Specialists can’t understand the recent advances in other fields well enough to incorporate those advancements into their study. Specialists in separate fields don’t know how to communicate to each other well enough to generate the degree and fluidity of discourse that once may have been held. But separate fields still must draw on the advances of others in order to continue to innovate, often creating new specialties in the process (computational neuroscience, anyone?). This is where the twenty-first century generalist steps in.

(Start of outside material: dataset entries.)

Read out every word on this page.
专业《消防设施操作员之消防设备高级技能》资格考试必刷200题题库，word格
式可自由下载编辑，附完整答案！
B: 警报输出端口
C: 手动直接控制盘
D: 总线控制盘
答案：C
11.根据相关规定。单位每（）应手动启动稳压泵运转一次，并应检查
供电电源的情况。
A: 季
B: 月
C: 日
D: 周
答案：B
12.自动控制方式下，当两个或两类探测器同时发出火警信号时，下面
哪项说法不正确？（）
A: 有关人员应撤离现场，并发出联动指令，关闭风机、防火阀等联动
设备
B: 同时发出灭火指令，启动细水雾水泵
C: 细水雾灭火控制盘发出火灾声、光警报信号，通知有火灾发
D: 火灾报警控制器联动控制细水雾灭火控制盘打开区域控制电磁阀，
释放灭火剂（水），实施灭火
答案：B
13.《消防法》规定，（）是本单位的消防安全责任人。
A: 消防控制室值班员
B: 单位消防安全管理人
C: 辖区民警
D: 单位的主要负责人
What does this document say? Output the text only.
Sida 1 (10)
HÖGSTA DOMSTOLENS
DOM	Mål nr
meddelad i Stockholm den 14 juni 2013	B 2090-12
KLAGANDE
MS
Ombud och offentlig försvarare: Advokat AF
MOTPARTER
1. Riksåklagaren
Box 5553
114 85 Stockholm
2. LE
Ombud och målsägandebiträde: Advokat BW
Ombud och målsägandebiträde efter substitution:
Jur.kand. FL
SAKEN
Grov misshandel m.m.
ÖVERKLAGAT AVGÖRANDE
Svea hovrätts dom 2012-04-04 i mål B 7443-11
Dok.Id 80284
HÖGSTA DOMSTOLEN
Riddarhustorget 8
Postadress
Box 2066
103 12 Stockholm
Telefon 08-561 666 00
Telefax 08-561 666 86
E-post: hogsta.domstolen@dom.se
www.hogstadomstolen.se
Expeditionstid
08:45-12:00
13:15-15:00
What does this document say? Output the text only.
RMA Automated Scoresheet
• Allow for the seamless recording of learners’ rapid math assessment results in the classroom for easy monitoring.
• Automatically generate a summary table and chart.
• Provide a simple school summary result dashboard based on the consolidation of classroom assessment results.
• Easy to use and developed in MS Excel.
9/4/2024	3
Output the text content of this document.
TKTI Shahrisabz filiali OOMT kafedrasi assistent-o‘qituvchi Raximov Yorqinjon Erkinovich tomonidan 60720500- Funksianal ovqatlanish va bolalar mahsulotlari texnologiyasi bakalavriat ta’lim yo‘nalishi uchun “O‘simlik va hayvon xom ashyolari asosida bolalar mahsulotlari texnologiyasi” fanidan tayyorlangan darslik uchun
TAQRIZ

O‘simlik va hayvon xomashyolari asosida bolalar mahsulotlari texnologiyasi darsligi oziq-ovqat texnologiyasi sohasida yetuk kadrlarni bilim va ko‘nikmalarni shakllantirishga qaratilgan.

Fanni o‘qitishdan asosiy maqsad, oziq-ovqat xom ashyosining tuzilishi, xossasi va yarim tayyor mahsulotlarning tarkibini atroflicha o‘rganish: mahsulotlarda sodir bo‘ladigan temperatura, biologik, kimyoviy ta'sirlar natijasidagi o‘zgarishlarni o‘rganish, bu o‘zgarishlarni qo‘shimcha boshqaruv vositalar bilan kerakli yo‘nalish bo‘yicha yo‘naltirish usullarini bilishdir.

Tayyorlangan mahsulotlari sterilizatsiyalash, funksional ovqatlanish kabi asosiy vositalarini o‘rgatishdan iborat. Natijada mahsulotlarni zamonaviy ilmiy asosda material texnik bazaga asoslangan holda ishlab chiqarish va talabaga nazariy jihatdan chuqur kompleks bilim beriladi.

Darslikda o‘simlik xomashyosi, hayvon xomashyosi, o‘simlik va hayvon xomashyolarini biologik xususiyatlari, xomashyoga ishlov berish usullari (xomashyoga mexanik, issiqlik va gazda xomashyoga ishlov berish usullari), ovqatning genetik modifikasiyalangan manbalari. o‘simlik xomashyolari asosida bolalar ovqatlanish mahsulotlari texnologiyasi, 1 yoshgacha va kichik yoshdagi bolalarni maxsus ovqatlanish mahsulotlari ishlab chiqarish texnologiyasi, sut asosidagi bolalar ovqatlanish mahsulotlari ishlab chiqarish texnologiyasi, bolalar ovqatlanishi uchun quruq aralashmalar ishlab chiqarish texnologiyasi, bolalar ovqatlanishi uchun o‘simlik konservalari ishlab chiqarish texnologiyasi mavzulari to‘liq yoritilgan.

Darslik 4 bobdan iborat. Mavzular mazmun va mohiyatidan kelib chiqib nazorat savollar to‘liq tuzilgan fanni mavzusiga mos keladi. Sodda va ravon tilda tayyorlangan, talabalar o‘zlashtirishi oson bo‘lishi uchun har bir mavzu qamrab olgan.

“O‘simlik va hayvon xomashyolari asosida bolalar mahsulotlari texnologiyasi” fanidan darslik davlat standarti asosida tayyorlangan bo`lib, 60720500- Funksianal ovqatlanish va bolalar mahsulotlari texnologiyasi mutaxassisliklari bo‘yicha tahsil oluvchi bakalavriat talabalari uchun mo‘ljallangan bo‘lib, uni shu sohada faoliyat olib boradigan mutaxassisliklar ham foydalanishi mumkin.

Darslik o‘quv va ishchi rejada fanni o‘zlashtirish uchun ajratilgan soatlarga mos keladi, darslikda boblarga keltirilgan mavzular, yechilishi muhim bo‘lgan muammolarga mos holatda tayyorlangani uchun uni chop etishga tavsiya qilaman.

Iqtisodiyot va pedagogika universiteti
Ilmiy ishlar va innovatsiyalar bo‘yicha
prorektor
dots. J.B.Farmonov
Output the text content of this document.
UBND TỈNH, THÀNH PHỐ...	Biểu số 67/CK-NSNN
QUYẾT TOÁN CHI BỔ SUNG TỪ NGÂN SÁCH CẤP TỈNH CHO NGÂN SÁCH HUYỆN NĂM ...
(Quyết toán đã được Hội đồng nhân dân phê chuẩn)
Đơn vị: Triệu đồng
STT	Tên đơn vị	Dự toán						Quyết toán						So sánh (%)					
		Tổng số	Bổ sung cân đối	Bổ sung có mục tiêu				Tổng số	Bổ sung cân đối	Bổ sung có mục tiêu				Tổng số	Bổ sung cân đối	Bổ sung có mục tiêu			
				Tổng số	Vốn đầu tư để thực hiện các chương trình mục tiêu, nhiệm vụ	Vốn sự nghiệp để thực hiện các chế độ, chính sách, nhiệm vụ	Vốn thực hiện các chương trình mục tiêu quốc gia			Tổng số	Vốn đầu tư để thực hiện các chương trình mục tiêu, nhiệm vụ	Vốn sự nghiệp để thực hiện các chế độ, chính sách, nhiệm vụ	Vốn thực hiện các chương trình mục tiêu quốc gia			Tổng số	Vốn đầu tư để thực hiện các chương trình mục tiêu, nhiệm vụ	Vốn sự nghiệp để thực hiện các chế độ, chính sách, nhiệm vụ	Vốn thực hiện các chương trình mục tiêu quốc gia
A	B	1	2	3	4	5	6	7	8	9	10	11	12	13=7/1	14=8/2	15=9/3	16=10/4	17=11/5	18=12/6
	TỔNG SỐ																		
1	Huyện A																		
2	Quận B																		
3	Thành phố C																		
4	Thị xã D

In the twenty-first century, the generalist will no longer be a direct source of innovation. In the twenty-first century, the generalist will no longer be the paragon of thought and education he might once have been. But in the twenty-first century, the generalist will be the force of innovation, the medium of communication, and the wellspring of our future.
The twenty-first century generalist may not know how to combine tablet computing, news media, and the medical research industry in a sustainable fashion. He may not know each field well enough to be able to engineer a solution that is effective, popular, relevant, and profitable. But he does know each field well enough to know that it can be done, and he knows each field well enough to know who to bring together to make it happen.
The twenty-first century generalist will get the astrophysicist and the sociologist to sit at the same table and talk about human society and its place in the cosmos. The twenty-first century generalist will be equal parts engineer, poet, scientist, philosopher, salesman, businessman, con artist and mystic. And it’s this mult-faceted specialist-in-general that will re-mobilize the disaffected masses. It’s the twenty-first century generalist who can see those people that today’s intelligentsia think of as the huddled masses—the idiots pushing this country towards Idiocracy—as the specialists even they are. The generalist will know that construction workers and massage therapists and slacker stoners are every bit as important for the accomplishing of greatness as are the heroic intellects sat aloft in their airships floating above the ivory towers of yesterday’s now-irrelevant elites.
The country, the world, is not headed towards doom. It is not headed towards a sea of incompetence and inadequacy driven by a greater and greater polarization between the masses specialized in their daily lives and the governing authorities specialized in running the show. We are at a cusp point, yes. We are at a place where the tension between the governed and the governing is at a screaming crescendo, but the solution is already developing. The tension will not break this country, will not break the world. The tension is already delivering artists, individual instantiations of a moment of holistic vision that will deliver us from the deepening stream of specialized non-communication. From thesis and antithesis, we have synthesis.
There are seven billion people in this world. The generalist is the air that carries the sounds they make to bring us together to build a future.